Il sito di microblogging è uno strumento fondamentale per informare ed essere informati sulle proteste antigovernative in atto in Turchia. Il premier Erdogan lo definisce “la maledizione della società odierna”
Quando i media tradizionali tacciono, perché censurati dai governi solo formalmente democratici, la Rete diviene un mezzo potente per esprimere le proprie opinioni, fare informazione e organizzare le proteste. Lo stesso ex ministro degli Esteri Giulio Terzi aveva sottolineato il nuovo ruolo del web, e in particolare dei social network, come strumento per favorire il dibattito democratico. L’esempio lampante si è visto durante la cosiddetta “Primavera Araba”, quando Egitto, Tunisia e altri paesi del Maghreb erano insorti contro i propri governi organizzando le manifestazioni di protesta tramite la Rete.
L’importanza dei social network come stumento democratico diviene ancora più evidente in relazione alle contromisure prese dai governi non democratici per fermare il dibattito in Rete. La Siria ha oscurato il web per non far trapelare notizie sulle stragi avvenute durante le rivolte contro il premier Bashar al-Asad, l’Iran sta portando avanti il progetto di una intranet governata direttamente da Teheran e la Cina sta sperimentando nuovi modi, oltre a quelli già in vigore, per bloccare il dissenso su Internet.

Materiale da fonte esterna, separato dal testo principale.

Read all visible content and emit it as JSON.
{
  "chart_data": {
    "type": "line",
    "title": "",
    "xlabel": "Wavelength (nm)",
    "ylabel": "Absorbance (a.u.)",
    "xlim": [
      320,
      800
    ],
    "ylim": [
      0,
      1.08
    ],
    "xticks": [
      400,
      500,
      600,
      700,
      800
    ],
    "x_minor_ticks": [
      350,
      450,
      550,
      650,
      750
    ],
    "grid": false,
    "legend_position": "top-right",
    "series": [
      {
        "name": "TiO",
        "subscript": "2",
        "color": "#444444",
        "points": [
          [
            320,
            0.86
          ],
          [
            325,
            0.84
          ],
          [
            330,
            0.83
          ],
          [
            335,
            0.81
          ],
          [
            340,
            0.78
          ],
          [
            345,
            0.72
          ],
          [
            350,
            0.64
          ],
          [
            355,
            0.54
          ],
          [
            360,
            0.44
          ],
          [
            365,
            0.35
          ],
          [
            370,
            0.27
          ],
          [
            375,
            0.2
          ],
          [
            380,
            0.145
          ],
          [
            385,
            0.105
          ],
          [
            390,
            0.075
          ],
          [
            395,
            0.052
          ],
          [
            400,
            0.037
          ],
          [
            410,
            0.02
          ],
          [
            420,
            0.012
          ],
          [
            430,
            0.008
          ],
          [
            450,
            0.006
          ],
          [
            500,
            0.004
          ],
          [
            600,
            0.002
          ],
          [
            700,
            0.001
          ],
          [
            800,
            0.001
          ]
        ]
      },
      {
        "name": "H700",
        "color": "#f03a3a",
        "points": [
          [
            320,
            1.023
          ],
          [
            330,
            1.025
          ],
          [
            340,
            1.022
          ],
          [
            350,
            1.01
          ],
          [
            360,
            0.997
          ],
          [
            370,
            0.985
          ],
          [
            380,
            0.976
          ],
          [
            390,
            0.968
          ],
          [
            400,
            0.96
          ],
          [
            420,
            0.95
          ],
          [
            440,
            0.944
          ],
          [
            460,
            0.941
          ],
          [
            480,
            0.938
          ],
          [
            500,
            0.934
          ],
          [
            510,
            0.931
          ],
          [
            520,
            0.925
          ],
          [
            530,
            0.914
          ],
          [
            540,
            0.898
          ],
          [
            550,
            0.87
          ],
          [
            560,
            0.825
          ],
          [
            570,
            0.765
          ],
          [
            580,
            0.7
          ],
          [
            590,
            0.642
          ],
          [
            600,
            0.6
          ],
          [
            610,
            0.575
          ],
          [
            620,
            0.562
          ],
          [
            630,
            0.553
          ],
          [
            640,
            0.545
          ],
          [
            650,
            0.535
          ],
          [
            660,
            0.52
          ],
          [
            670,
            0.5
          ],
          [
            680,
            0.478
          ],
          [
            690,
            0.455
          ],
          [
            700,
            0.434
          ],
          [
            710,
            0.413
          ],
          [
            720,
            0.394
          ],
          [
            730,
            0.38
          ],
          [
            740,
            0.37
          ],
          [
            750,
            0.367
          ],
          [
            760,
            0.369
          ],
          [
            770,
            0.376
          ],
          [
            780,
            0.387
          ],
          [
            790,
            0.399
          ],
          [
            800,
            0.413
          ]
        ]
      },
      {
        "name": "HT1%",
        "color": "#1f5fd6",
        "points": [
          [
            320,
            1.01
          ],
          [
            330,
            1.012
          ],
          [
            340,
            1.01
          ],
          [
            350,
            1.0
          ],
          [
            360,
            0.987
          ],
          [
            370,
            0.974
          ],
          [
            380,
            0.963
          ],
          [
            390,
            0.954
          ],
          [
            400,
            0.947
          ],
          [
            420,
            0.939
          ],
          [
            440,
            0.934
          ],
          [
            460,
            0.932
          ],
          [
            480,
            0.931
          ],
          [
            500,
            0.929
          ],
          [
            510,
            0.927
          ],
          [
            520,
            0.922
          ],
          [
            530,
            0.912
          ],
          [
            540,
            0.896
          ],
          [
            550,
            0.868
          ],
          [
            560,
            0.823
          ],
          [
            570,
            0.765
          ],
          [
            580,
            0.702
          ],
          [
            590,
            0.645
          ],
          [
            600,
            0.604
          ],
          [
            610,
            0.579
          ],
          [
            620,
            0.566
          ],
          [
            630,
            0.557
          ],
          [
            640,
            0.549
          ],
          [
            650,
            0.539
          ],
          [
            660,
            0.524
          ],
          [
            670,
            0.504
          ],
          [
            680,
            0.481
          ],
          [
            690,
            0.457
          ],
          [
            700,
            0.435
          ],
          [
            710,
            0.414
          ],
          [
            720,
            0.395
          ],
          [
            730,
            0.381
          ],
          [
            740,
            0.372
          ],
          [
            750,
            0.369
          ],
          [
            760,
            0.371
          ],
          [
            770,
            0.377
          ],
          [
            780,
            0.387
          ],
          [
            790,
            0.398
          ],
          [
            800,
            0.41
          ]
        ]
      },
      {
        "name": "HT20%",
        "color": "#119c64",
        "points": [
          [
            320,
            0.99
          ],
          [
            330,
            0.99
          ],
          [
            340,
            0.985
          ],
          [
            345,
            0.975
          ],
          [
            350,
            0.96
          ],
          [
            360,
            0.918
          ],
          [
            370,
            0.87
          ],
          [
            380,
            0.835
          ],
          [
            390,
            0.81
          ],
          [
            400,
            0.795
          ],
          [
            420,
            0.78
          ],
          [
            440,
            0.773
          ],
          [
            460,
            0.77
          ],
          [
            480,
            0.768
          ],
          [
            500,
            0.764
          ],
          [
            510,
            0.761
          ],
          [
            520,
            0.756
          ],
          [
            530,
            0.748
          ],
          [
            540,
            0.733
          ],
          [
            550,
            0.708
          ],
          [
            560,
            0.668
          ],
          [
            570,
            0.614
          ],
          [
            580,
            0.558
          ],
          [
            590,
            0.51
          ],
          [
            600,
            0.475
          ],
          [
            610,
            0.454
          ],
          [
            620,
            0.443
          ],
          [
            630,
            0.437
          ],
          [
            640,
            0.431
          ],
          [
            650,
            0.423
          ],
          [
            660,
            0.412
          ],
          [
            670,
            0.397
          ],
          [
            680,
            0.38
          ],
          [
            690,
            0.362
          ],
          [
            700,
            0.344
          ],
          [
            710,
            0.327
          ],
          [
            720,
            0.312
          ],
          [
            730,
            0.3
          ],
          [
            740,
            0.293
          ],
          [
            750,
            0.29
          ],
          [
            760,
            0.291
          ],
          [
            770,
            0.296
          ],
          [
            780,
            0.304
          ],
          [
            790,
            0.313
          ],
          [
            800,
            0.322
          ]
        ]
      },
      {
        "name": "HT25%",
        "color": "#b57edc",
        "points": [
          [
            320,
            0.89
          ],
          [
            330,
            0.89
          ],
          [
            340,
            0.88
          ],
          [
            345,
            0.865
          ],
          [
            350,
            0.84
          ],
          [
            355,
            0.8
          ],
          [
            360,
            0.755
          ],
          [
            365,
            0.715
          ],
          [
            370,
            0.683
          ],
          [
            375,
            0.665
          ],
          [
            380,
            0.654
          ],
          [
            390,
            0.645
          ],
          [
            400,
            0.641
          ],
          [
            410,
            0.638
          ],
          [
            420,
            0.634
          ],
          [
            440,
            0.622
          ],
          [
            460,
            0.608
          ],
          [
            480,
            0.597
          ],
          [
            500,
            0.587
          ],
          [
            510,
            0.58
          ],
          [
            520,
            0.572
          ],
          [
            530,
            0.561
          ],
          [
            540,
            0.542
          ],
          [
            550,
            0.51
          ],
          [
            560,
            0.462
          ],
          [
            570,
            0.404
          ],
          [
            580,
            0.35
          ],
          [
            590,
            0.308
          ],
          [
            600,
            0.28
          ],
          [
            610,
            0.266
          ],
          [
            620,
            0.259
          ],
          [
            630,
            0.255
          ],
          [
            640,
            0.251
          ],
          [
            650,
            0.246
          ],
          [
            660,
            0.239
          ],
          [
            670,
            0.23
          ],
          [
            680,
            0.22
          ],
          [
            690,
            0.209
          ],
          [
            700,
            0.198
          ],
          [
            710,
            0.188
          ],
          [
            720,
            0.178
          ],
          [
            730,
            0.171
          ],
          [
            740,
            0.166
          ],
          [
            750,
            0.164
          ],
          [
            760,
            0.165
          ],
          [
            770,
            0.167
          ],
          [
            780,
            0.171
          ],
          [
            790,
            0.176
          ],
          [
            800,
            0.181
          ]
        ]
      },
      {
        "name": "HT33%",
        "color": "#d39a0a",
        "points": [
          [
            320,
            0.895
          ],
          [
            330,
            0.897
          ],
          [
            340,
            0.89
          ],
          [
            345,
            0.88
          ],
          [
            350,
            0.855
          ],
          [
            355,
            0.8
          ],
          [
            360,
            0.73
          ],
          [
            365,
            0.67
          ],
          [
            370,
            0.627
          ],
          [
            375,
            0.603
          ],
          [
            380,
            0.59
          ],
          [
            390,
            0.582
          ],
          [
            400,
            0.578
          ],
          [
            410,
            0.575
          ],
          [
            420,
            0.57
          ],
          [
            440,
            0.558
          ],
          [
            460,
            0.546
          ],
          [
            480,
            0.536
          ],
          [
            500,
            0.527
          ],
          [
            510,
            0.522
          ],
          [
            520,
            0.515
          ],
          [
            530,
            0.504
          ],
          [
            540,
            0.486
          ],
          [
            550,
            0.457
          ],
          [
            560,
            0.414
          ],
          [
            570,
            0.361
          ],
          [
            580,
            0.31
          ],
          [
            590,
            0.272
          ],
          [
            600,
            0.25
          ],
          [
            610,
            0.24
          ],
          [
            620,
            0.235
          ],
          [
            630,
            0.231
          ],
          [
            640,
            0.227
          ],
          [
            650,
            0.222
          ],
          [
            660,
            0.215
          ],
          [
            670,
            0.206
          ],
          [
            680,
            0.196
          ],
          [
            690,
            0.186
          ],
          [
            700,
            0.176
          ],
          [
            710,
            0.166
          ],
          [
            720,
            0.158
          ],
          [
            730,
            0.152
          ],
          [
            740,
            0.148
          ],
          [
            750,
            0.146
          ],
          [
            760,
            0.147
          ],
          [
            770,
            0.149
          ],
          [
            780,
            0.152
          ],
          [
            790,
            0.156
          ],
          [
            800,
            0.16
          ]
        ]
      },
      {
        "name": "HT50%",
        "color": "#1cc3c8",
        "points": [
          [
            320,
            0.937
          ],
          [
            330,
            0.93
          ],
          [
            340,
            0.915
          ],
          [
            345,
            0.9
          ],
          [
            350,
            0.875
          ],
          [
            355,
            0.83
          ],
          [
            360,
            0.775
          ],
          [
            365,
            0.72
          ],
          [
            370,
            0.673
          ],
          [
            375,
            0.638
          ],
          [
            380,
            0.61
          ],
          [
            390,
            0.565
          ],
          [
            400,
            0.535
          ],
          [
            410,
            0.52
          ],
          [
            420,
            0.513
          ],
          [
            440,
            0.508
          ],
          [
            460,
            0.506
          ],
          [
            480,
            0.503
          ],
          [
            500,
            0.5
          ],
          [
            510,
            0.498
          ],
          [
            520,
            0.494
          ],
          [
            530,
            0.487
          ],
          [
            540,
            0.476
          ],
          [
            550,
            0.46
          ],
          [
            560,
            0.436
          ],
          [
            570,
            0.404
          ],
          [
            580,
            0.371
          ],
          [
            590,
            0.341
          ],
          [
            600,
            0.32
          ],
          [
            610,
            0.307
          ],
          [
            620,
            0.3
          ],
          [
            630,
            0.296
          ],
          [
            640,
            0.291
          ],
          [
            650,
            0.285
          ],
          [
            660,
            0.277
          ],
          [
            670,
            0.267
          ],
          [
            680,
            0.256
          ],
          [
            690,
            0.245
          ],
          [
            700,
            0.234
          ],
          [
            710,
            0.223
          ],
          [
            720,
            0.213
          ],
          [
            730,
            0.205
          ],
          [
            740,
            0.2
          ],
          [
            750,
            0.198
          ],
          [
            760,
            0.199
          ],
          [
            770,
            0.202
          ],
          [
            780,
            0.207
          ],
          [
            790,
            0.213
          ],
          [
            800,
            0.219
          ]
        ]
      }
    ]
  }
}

“I social sono una maledizione”
La stessa cosa si sta vedendo in questi giorni in Turchia. Il primo ministro Tayyip Erdogan ha definito i social media “la maledizione della società odierna”, nonostante siano proprio queste piattaforme a permettere al mondo di seguire le violenze governative nei confronti dei manifestanti timorosi di un ritorno della legge islamica nel Paese.
Le proteste
Tutto è iniziato il 27 maggio quando un gruppo di ambientalisti si era accampato in una delle piazze principali di Istanbul per protestare contro la distruzione del parco Taksim Gezi per far spazio a un centro commerciale. La protesta pacifica, che intendeva ricalcare quella utilizzata dal movimento “Occupy Wall Street”, è poi degenerata a causa dell’intervento della Polizia. In pochi giorni sono stati arrestati 1.700 manifestanti e si sono registrati tre morti.
Il ruolo di Twitter
Visto che i media turchi si sono disinteressati delle proteste che lacerano il Paese, l’unico modo per i cittadini per esprimersi ed essere informati rimangono i social network. Su Twitter agli hashtag #occupygezi, #istanbul e #turkey i manifestanti tengono aggiornamenti in diretta sulle violenze nelle strade. Persino Anonymous, che ha violato il Viminale per svelare “i tentacoli del potere”, è intervenuto in difesa della democrazia con attacchi informatici mirati agli organi di governo (#OpTurkey). Intanto in Turchia le proteste continuano.